As the chart shows, the U.S. is a net in-sourcer of service jobs, with the U.S. in-sourcing gap actually increasing over time. Based on this, Baldwin concludes that:
The US, as it turns out, is a net "insourcer". That is, the world sends more service sector jobs to the US than the US sends to the world, where the jobs under discussion involve trade in services of computing (which includes computer software designs) and other business services (which include accounting and other back-office operations. ... Blinder is right in that the US importing an ever-growing range of commercial services - or as he would say, the third industrial revolution has resulted in the offshoring of ever more service sector jobs. However, the US is also "insourcing" an ever-growing number of service sector jobs via its growing service exports.
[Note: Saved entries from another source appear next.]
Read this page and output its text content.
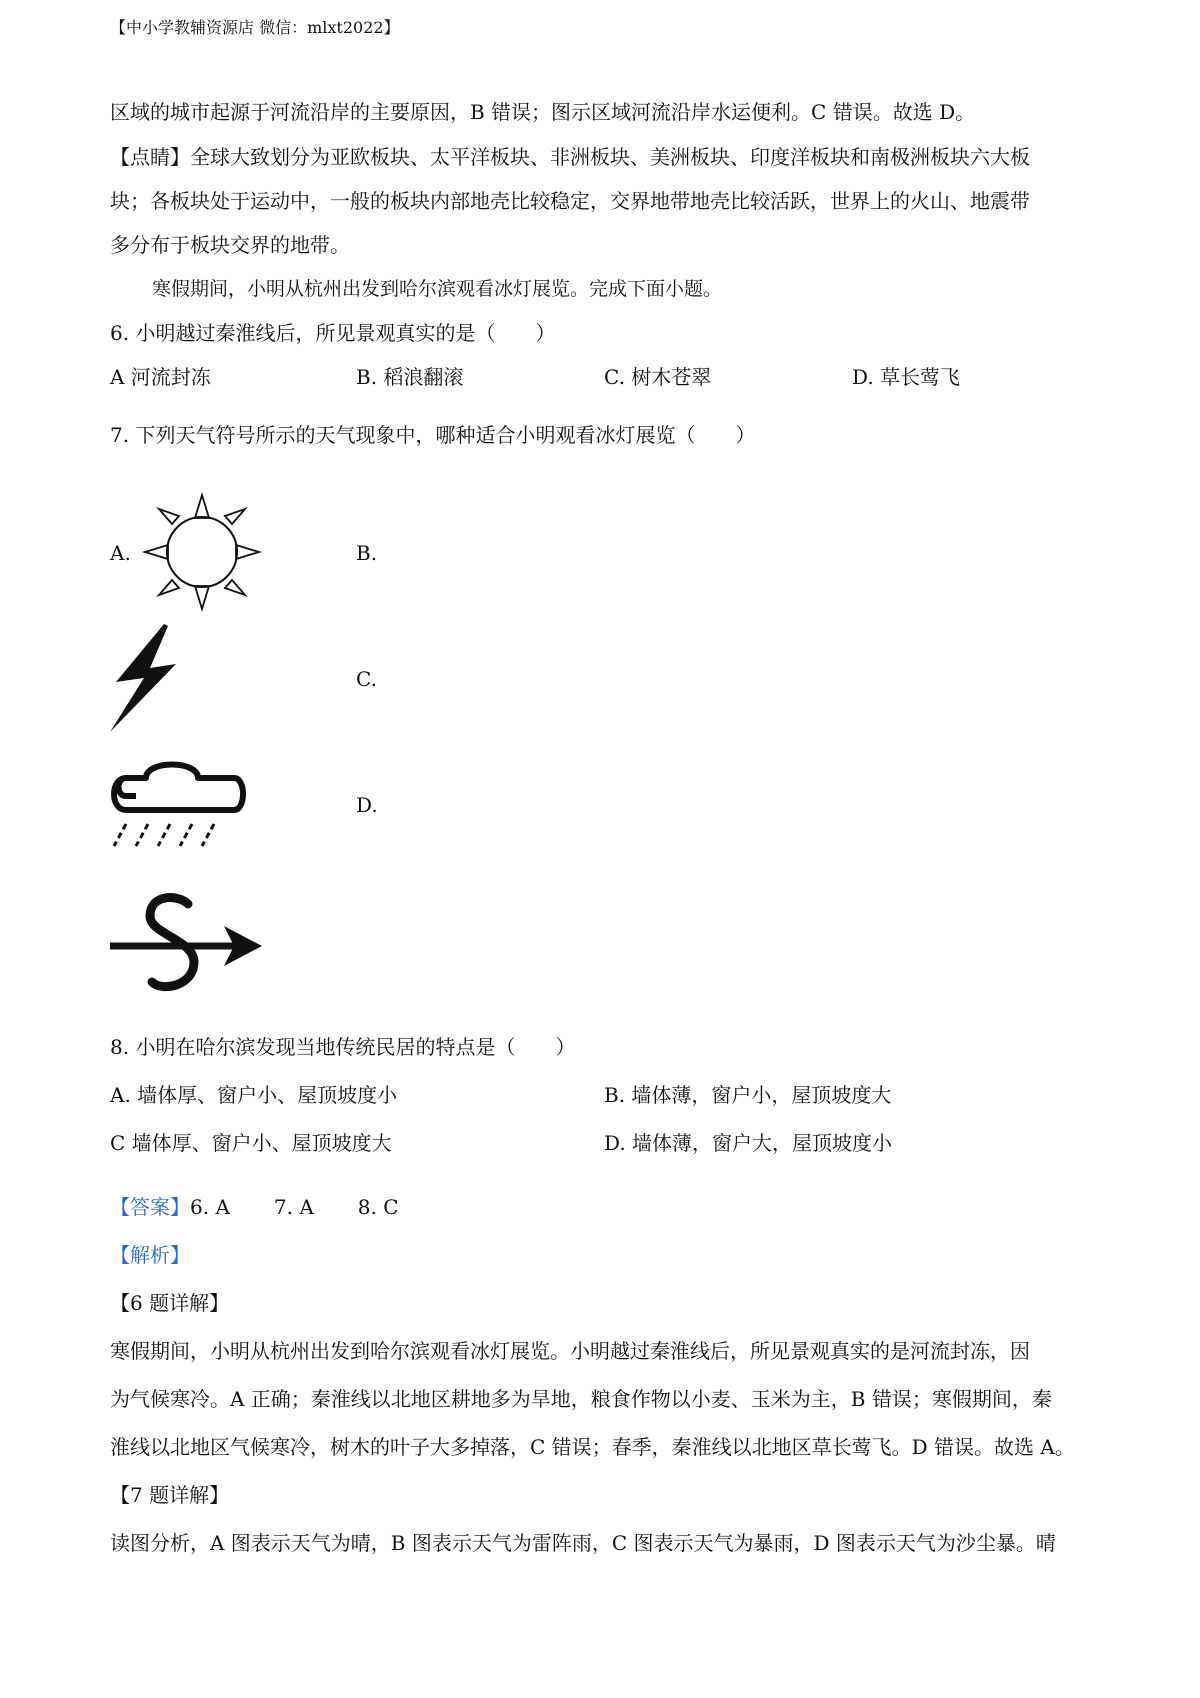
【中小学教辅资源店 微信：mlxt2022】
区域的城市起源于河流沿岸的主要原因，B 错误；图示区域河流沿岸水运便利。C 错误。故选 D。
【点睛】全球大致划分为亚欧板块、太平洋板块、非洲板块、美洲板块、印度洋板块和南极洲板块六大板
块；各板块处于运动中，一般的板块内部地壳比较稳定，交界地带地壳比较活跃，世界上的火山、地震带
多分布于板块交界的地带。
寒假期间，小明从杭州出发到哈尔滨观看冰灯展览。完成下面小题。
6. 小明越过秦淮线后，所见景观真实的是（　　）
A 河流封冻	B. 稻浪翻滚	C. 树木苍翠	D. 草长莺飞
7. 下列天气符号所示的天气现象中，哪种适合小明观看冰灯展览（　　）
A.	B.
C.
D.
8. 小明在哈尔滨发现当地传统民居的特点是（　　）
A. 墙体厚、窗户小、屋顶坡度小	B. 墙体薄，窗户小，屋顶坡度大
C 墙体厚、窗户小、屋顶坡度大	D. 墙体薄，窗户大，屋顶坡度小
【答案】6. A 7. A 8. C
【解析】
【6 题详解】
寒假期间，小明从杭州出发到哈尔滨观看冰灯展览。小明越过秦淮线后，所见景观真实的是河流封冻，因
为气候寒冷。A 正确；秦淮线以北地区耕地多为旱地，粮食作物以小麦、玉米为主，B 错误；寒假期间，秦
淮线以北地区气候寒冷，树木的叶子大多掉落，C 错误；春季，秦淮线以北地区草长莺飞。D 错误。故选 A。
【7 题详解】
读图分析，A 图表示天气为晴，B 图表示天气为雷阵雨，C 图表示天气为暴雨，D 图表示天气为沙尘暴。晴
The startling fact is that not only is the trade not a one-way ticket to job destruction, the US is actually running a surplus.
The data only cover the period 1980 to 2003, so it is certainly possible that the trend-line has changed since then, but Baldwin argues that the logic of trade in services suggests this basic trend will continue.
Since services are highly differentiated products, and indivisibilities limit head-to-head competition, my guess is that we shall see a continuation of the trends in the chart. Lots more service jobs "offshored" and lots more "onshored". What governments should be doing is helping their service exporters to compete, not wringing their hands about one-way competition from low-wage nations.